In other words commercial R&D has to be obviously profitable, in a short-to-medium term. It can't be tentative or exploratory, curious or inquisitive. It must be about earning, with no regard for learning.
There are two things to note here. First, you clearly don't any experience with commercial R&D. It can be more farsighted and considerably more effective than the publicly funded equivalent (in large part because they have a goal other than burning a certain amount of public funding).
Second, commercial R&D is not the only sort of privately funded R&D. The Keck Telescopes in Hawaii, for example, are privately funded, but they aren't for profit.
In other words, tremendous costs, paltry returns, and the real R&D gets disguised as "derivative products".
You made that up.
Maybe you ought to research NASA's "spinoffs" some time and see how much work is actually done by the private side.

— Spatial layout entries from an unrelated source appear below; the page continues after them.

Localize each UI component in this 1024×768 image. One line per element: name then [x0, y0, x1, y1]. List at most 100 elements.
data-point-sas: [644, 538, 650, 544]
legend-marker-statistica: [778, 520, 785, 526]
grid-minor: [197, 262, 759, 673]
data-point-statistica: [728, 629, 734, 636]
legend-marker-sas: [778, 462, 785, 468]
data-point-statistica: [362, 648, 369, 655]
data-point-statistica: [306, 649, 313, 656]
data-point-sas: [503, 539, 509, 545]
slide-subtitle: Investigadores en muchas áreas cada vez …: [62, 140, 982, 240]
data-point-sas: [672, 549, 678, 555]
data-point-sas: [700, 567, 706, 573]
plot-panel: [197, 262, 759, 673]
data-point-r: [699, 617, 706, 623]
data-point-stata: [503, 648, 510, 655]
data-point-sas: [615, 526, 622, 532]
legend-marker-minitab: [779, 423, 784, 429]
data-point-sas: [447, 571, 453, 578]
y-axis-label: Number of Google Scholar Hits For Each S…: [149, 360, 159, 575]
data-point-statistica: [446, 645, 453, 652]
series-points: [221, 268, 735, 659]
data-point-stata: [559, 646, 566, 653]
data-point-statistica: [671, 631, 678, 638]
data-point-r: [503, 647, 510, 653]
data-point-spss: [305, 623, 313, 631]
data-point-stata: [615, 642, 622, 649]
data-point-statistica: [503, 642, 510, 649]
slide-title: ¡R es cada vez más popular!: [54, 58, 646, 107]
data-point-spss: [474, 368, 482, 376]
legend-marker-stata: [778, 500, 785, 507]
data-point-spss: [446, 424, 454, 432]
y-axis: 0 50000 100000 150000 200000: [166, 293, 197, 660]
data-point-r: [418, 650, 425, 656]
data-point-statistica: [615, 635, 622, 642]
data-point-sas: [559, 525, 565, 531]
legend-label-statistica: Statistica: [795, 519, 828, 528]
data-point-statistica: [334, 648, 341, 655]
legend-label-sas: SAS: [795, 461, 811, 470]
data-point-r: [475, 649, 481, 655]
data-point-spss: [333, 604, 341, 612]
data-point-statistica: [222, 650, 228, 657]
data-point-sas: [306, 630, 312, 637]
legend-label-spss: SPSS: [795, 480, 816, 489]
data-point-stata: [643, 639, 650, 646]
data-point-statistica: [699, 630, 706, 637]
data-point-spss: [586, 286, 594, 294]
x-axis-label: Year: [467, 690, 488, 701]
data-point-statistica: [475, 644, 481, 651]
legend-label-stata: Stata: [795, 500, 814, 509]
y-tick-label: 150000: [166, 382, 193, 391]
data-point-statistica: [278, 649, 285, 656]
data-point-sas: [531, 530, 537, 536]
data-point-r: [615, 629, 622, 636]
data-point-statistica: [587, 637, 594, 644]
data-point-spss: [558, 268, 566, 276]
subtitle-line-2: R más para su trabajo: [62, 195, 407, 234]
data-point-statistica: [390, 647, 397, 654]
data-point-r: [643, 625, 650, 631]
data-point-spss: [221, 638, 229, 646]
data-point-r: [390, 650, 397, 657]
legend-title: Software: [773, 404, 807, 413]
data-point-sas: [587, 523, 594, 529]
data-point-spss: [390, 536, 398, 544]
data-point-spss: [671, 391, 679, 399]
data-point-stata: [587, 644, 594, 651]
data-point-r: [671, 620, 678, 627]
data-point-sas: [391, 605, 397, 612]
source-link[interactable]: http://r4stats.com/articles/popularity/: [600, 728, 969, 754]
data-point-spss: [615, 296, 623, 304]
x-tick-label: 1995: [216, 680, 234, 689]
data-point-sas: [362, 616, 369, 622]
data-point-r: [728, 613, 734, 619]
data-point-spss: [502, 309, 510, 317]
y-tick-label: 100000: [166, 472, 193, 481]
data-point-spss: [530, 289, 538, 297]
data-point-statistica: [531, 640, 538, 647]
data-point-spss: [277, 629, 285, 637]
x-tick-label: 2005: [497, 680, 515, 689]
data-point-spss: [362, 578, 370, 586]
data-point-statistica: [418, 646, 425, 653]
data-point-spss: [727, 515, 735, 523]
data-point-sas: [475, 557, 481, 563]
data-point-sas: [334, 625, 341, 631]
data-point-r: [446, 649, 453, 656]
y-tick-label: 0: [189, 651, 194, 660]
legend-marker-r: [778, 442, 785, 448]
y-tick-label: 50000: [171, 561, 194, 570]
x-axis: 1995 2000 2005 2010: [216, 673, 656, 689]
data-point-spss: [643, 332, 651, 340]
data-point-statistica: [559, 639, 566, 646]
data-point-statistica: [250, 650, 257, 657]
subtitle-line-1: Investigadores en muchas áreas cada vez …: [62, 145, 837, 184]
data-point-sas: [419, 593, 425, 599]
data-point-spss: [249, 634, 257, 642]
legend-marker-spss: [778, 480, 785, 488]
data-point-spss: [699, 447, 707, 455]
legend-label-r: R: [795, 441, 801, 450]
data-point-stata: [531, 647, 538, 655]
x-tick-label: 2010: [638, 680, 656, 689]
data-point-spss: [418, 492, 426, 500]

There is ZERO requirement for public-funded R&D to be more expensive than commercial, less productive than commercial or in any way shady.
There's no requirement for this R&D to be more useless, it just is.
The real question is why you trust corporations
Nope. I don't trust business. It's just an observation that they do R&D better than government does. And there's a simple model of self-interest that explains why that happens.
Ask yourself, if drug companies could cure serious ailments, would they?
Yes and no. If the business has huge income now and in the future from a treatment for a serious ailment, they won't be so interested in killing that golden goose for a cure. But if they don't and they can take out a competitor's cash cow, then sure, they would. Not every drug company has such indefinite treatments for every disease. Small businesses in particular don't have this problem.
So perhaps you ought to look at what obstacles there are to small businesses developing cures. First and foremost is a complex regulatory process that can cost tens to hundreds of millions of dollars per eventual successful drug to navigate. That's not imposed by corporations but by various developed world governments.
Your ability to dictate company behaviour is an illusion, citizen.
I merely note that this is routinely observed phenomena.
Take a look at glorious situations like... EA.
I have no dealings with EA, but their customers continue to buy EA's products. If you buy crap, you get crap.
These companies are screwing us around. And we - as individuals - have no influence on them.
Except the obvious - don't buy their stuff. All this crap doesn't matter to the people who don't own their stuff.
Sure it is. But if their job is "learning", then they have a long way to go. I recommend starting with some lessons on economics.
I don't trust you to influence them, frankly.
I don't trust you to buy an Apple product much less recommend anything for NASA, but that's not my problem. When NASA or other government agencies squander my money, then it becomes my problem.